Seeing an opportunity to increase French power, Napoleon led the army across Europe. Wherever he went, he wiped out the undead and demanded that the countries he liberated become vassals of France. Weakened by the Plague, they submitted to French rule. Finally, in 1804, he found something in a region of Eastern Europe which would one day become Ukraine. Napoleon never publicized his actions there, but because of what he did, every zombie in the world was destroyed in the same instant. He returned to Paris and gave himself a new title: Emperor.

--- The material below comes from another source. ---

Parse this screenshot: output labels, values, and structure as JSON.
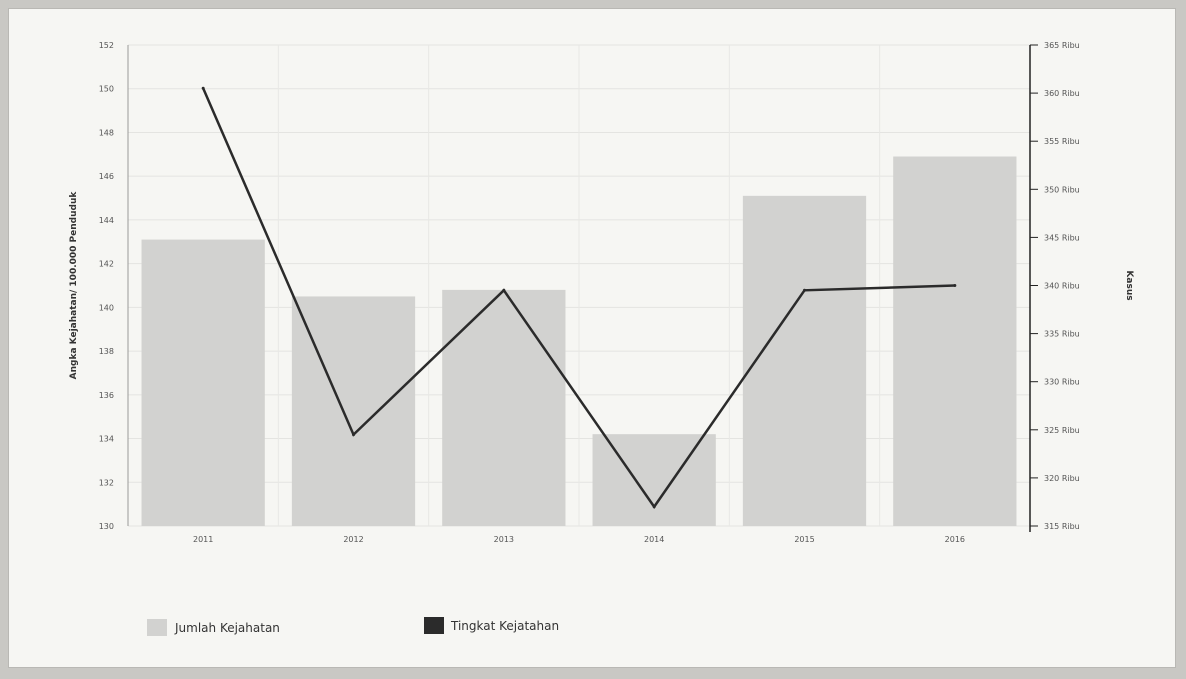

All was not well for Napoleon, however. Royalist aristocrats who had survived the Revolution remained in exile, working among the new vassal states to stir up resentment against Napoleon and reclaim their former positions. The end of the Dead Plague did not end Napoleon’s ambitions, and he continued to expand his empire; in 1812, he overextended himself with a disastrous attempt to invade Russia and gave the Royalists their opportunity. Humiliated by his Russian defeat, Napoleon returned to Paris to find a coalition of Royalist-backed rebel forces waiting for him. He was forced to abdicate his throne, and the monarchy was restored with King Louis XVIII. Napoleon was exiled to Elba with his marshal and six-hundred men in his personal guard, and allowed to rule the native population there as a king.
“Sir?” Edmond said, bringing Morrel’s thoughts back to the present. Morrel realized he hadn’t spoken for several minutes.
“You should be alright,” Morrel said carefully. “As you said, the landing was made at LeClere’s request; no judge in the country would convict you for a dying man’s last wishes. As for the letter, I would not expect trouble. The postal service already carries news to and from the island, and what’s good for the goose is good for the gander.”